Some tabular formats (e.g., DataFrame) are also supported:

using Tables
t = y' |> Tables.table |> Tables.rowtable
t̂ = ŷ' |> Tables.table |> Tables.rowtable
MultitargetLPLoss(p=2.5)(ŷ, y, weights)

23.29898987322333

Probabilistic regression

using StatisticalMeasures
import Distributions:Poisson, Normal
import Random.seed!
seed!()

y = rand(20)
ŷ = [Normal(rand(), 0.5) for i in 1:20]
ŷ[1]

Distributions.Normal{Float64}(μ=0.07164861318014004, σ=0.5)

log_loss(ŷ, y)

0.5983271257439708

weights = rand(20)
log_loss(ŷ, y, weights)

0.2943684115107156

weights = rand(20)
measurements(log_loss, ŷ, y, weights)

20-element Vector{Float64}:
 0.0789737624130879
 0.046684143260537145
 0.12931650804610179
 0.07264201548017692
 0.1223891445875188
 0.3543595030691464
 0.005700177269720562
 0.28520721250212855
 0.6181259795709564
 0.13457864577878326
 0.08623631982288518
 0.016679670309521513
 0.046455396723375855
 1.2625177319383518
 0.29750405932893625
 0.06744781868766676
 0.33616184540117544
 0.10955494330111222
 0.2609466011944439
 0.24732766415217947

An example with Count (integer) data:

y = rand(1:10, 20)
ŷ = [Poisson(10*rand()) for i in 1:20]
ŷ[1]

Distributions.Poisson{Float64}(λ=4.108989062650358)

brier_loss(ŷ, y)

0.05396380141534499

Custom multi-target measures

Here's an example of constructing a multi-target regression measure, for data with 3 observations of a 2-component target:

using StatisticalMeasures

# last index is observation index:
y = ["X" "O" "O"; "O" "X" "X"]
ŷ = ["O" "X" "O"; "O" "O" "O"]

2×3 Matrix{String}:
 "O"  "X"  "O"
 "O"  "O"  "O"

# if prescribed, we need one "atomic weight" per component of target:
multitarget_accuracy= multimeasure(accuracy, atomic_weights=[1, 2])
multitarget_accuracy(ŷ, y)

0.5

measurements(multitarget_accuracy, ŷ, y)

3-element Vector{Float64}:
 1.0
 0.0
 0.5

# one weight per observation:
weights = [1, 2, 10]
measurements(multitarget_accuracy, ŷ, y, weights)

3-element Vector{Float64}:
 1.0
 0.0
 5.0

See multimeasure for options.
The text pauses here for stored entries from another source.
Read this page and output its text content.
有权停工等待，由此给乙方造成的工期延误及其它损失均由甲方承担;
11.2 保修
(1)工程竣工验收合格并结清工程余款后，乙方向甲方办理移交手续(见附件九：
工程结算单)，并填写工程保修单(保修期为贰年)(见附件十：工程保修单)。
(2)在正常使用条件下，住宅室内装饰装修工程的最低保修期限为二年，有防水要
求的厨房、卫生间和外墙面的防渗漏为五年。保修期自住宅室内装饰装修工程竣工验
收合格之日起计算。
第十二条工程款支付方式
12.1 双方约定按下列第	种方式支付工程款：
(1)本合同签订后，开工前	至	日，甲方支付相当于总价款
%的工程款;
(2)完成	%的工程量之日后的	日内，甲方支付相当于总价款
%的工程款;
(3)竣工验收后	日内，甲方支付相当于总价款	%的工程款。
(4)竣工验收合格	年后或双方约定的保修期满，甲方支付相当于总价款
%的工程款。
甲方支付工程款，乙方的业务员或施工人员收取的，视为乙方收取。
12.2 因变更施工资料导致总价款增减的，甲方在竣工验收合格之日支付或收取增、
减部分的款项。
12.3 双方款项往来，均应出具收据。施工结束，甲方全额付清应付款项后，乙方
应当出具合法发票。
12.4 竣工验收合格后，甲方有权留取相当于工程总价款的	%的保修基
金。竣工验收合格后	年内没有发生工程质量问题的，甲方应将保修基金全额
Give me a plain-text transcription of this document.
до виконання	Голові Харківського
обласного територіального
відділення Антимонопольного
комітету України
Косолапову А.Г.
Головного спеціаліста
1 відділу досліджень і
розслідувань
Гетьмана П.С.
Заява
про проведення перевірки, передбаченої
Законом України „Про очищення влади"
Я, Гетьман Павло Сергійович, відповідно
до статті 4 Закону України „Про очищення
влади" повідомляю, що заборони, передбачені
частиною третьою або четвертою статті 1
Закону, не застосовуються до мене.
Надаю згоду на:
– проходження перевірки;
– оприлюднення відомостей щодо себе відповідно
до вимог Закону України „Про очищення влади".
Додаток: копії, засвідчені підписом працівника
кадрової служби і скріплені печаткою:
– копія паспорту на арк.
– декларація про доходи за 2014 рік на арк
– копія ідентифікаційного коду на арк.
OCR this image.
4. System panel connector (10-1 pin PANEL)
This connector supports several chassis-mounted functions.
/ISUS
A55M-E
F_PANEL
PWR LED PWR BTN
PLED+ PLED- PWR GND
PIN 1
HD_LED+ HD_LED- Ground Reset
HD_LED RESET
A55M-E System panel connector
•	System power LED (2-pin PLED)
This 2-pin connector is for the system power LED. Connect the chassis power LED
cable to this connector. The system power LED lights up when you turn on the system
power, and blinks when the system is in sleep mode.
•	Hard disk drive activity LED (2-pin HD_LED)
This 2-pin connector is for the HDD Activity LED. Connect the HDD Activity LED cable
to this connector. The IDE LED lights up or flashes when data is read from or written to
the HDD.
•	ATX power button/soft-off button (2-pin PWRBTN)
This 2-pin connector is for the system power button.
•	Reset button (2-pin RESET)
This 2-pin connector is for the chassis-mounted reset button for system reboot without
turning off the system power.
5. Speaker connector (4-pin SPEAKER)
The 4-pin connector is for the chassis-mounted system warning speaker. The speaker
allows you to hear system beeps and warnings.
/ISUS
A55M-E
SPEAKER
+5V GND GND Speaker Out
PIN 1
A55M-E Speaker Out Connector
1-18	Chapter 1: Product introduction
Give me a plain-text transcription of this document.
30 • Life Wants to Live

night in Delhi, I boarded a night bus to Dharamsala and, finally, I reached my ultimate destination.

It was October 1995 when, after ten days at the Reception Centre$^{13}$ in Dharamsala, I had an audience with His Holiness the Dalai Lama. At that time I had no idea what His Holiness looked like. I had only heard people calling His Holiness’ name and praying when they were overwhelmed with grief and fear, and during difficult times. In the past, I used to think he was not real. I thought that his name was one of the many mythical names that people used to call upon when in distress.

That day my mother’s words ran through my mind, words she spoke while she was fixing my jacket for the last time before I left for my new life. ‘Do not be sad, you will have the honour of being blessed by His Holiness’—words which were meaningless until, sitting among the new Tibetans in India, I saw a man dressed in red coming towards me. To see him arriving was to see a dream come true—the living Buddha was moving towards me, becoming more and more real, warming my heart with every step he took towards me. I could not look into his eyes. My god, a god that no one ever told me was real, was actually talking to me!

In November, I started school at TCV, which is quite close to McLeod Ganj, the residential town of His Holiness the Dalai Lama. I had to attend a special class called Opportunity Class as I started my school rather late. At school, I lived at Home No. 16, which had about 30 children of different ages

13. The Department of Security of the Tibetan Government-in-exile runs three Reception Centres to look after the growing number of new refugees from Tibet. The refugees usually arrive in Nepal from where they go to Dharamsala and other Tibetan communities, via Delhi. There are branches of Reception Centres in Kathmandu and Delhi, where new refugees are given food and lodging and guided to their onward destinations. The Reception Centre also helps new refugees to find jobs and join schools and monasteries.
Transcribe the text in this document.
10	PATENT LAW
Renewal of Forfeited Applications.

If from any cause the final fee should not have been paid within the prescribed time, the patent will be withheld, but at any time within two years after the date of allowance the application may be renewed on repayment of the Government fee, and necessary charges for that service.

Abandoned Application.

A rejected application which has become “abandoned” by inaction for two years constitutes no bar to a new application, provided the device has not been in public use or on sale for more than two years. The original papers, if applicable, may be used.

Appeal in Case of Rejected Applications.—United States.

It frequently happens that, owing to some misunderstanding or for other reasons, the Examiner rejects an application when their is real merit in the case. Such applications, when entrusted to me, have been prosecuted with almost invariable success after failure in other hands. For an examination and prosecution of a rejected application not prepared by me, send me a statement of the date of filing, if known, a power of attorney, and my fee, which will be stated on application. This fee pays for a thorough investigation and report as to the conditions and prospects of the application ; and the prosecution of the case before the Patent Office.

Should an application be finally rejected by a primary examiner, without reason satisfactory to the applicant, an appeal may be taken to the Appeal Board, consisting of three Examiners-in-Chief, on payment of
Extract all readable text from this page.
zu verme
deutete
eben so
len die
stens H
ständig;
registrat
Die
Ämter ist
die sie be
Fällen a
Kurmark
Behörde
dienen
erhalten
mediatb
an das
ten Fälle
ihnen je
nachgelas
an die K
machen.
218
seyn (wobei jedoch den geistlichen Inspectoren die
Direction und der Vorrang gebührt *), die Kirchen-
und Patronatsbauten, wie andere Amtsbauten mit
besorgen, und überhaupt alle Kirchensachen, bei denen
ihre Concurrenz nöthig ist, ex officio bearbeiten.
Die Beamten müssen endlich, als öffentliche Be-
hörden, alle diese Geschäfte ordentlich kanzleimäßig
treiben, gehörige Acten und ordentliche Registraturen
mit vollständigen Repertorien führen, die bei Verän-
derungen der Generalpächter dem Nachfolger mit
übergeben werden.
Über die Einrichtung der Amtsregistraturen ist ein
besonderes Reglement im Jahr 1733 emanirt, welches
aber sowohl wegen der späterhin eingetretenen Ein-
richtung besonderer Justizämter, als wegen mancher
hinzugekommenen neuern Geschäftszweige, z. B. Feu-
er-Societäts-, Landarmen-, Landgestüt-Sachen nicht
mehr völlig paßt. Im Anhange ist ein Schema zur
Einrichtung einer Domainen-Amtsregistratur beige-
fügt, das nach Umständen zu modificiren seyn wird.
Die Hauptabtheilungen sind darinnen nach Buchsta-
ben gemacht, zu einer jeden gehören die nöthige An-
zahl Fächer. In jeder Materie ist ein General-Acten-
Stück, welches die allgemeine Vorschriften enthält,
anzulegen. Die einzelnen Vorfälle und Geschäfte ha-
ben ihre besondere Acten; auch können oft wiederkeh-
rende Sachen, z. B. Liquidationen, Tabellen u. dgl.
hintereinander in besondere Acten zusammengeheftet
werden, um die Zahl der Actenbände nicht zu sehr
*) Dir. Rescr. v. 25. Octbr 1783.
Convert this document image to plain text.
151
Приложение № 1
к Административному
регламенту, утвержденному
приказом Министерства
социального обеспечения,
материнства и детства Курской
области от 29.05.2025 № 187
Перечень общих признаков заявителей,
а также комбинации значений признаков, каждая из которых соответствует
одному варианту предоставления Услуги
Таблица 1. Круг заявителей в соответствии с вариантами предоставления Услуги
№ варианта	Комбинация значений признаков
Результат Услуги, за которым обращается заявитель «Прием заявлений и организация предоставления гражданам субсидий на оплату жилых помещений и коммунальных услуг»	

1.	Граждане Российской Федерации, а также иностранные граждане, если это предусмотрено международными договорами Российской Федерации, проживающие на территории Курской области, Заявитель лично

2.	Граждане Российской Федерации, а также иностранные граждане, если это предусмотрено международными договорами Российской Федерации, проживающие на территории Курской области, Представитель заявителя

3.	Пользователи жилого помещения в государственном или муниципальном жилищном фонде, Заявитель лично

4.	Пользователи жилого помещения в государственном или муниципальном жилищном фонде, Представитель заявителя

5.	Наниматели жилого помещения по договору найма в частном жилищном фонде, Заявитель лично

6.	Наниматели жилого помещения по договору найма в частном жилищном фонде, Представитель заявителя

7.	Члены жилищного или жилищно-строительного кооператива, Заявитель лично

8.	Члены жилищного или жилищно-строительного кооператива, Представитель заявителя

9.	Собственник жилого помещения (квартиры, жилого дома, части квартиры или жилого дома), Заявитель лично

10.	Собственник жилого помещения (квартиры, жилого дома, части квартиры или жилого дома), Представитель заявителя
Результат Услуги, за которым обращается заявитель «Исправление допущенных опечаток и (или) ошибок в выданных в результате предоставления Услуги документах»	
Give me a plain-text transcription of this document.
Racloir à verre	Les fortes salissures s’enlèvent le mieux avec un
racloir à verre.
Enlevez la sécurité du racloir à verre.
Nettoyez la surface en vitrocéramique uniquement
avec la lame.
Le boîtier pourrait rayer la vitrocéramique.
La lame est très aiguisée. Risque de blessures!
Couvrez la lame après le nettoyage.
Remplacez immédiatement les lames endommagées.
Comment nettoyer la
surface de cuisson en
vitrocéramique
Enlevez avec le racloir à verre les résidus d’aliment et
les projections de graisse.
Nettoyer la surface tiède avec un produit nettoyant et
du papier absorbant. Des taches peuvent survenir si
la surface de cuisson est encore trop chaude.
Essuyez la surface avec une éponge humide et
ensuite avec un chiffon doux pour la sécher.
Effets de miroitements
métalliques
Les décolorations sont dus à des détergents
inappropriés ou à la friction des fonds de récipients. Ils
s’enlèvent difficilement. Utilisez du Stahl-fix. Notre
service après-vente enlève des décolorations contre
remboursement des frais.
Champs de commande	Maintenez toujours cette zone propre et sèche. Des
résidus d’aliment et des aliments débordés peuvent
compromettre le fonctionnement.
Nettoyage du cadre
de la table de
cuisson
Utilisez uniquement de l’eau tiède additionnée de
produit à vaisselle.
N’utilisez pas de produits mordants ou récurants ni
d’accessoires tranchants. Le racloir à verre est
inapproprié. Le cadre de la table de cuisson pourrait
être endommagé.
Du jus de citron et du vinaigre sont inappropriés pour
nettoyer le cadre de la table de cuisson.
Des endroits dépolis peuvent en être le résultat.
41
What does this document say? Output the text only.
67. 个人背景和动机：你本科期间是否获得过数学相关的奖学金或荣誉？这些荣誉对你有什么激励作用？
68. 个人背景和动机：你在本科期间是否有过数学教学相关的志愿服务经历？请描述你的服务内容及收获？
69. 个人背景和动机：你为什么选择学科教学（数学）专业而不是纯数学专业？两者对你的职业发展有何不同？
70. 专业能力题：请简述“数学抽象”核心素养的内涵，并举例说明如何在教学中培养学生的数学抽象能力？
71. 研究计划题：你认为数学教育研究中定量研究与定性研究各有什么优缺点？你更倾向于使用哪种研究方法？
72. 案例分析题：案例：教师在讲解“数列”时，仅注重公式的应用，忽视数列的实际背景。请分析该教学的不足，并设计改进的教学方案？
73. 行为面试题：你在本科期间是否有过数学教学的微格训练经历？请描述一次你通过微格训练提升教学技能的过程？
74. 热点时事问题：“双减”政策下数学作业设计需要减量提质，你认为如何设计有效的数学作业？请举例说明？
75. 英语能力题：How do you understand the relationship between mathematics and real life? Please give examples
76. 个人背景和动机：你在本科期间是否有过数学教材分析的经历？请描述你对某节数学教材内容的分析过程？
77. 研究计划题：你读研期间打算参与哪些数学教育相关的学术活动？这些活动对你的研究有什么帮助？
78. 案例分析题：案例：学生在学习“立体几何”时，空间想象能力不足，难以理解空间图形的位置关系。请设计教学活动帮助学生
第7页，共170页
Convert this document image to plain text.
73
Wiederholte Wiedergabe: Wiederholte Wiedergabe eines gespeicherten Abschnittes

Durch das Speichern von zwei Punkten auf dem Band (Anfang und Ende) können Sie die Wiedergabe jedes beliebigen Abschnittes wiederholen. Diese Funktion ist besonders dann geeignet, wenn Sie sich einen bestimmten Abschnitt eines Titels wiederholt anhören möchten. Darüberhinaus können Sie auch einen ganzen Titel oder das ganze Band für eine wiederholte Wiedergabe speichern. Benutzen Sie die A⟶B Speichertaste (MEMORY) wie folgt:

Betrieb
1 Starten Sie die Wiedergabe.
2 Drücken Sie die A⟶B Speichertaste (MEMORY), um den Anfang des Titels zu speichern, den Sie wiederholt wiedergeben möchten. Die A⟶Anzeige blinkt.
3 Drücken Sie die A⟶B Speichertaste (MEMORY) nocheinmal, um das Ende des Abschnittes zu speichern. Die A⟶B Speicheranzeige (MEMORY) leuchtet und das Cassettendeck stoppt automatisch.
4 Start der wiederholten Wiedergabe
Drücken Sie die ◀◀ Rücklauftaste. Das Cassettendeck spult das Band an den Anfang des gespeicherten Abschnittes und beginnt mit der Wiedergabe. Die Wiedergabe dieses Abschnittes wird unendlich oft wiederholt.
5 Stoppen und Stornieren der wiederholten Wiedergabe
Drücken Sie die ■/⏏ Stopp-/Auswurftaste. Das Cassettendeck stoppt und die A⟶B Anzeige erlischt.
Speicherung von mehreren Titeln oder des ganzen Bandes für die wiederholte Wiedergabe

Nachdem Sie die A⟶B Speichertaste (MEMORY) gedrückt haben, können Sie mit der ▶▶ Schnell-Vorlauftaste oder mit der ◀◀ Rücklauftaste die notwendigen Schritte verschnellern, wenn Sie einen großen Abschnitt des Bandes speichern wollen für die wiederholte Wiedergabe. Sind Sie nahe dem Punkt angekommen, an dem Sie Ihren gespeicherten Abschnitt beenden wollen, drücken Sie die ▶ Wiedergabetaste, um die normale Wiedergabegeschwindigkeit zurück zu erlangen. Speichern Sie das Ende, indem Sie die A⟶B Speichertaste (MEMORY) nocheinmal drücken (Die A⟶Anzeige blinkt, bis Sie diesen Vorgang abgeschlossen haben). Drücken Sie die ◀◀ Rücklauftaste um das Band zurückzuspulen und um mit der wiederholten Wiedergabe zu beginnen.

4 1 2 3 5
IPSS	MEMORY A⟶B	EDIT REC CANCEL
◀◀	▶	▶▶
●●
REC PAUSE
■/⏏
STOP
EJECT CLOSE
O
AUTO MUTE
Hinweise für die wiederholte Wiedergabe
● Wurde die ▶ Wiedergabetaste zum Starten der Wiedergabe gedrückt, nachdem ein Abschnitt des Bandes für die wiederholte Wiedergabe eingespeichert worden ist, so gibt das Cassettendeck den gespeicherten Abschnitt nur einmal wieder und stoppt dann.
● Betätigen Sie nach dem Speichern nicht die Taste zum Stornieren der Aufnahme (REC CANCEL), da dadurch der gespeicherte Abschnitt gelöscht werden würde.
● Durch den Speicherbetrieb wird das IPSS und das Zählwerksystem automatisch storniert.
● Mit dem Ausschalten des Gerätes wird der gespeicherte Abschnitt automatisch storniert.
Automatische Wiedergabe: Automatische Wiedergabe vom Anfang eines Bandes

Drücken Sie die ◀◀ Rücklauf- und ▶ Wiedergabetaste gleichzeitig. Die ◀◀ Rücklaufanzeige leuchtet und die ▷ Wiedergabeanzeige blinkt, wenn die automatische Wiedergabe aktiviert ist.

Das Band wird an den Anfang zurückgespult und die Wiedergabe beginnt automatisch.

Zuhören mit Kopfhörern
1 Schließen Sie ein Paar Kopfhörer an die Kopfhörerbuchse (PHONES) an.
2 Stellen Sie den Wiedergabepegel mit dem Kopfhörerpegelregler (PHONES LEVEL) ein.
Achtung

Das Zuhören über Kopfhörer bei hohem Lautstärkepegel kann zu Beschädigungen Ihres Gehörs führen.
Refer to the StatisticalMeausureBase.jl documentation for advanced measure customization.

Using losses from LossFunctions.jl

The margin losses in LossFunctions.jl can be regarded as binary probabilistic measures, but they cannot be directly called on CategoricalValues and UnivariateFinite distributions, as we do for similar measures provided by StatisticalMeasures (see Probabilistic classification above). If we want this latter behavior, then we need to wrap these losses using Measure:

using StatisticalMeasures
import LossFunctions as LF

loss = Measure(LF.L1HingeLoss())

Measure(LossFunctions.L1HingeLoss())

This loss can only be called on scalars (true for LossFunctions.jl losses since v0.10):

using CategoricalArrays
using CategoricalDistributions

y = categorical(["X", "O", "X", "X"], ordered=true)
X_probs = [0.3, 0.2, 0.4, 0.9]
ŷ = UnivariateFinite(["O", "X"], X_probs, augment=true, pool=y)
loss(ŷ[1], y[1])

1.4

This is remedied with the multimeasure wrapper:

import StatisticalMeasuresBase.Sum

loss_on_vectors = multimeasure(loss, mode=Sum())
loss_on_vectors(ŷ, y)

0.8

class_weights = Dict("X"=>1, "O"=>10)
loss_on_vectors(ŷ, y, class_weights)

1.6999999999999997

measurements(loss_on_vectors, ŷ, y)

4-element Vector{Float64}:
 1.4
 0.3999999999999999
 1.2
 0.19999999999999996

Wrap again, as shown in the preceding section, to get a multi-target version.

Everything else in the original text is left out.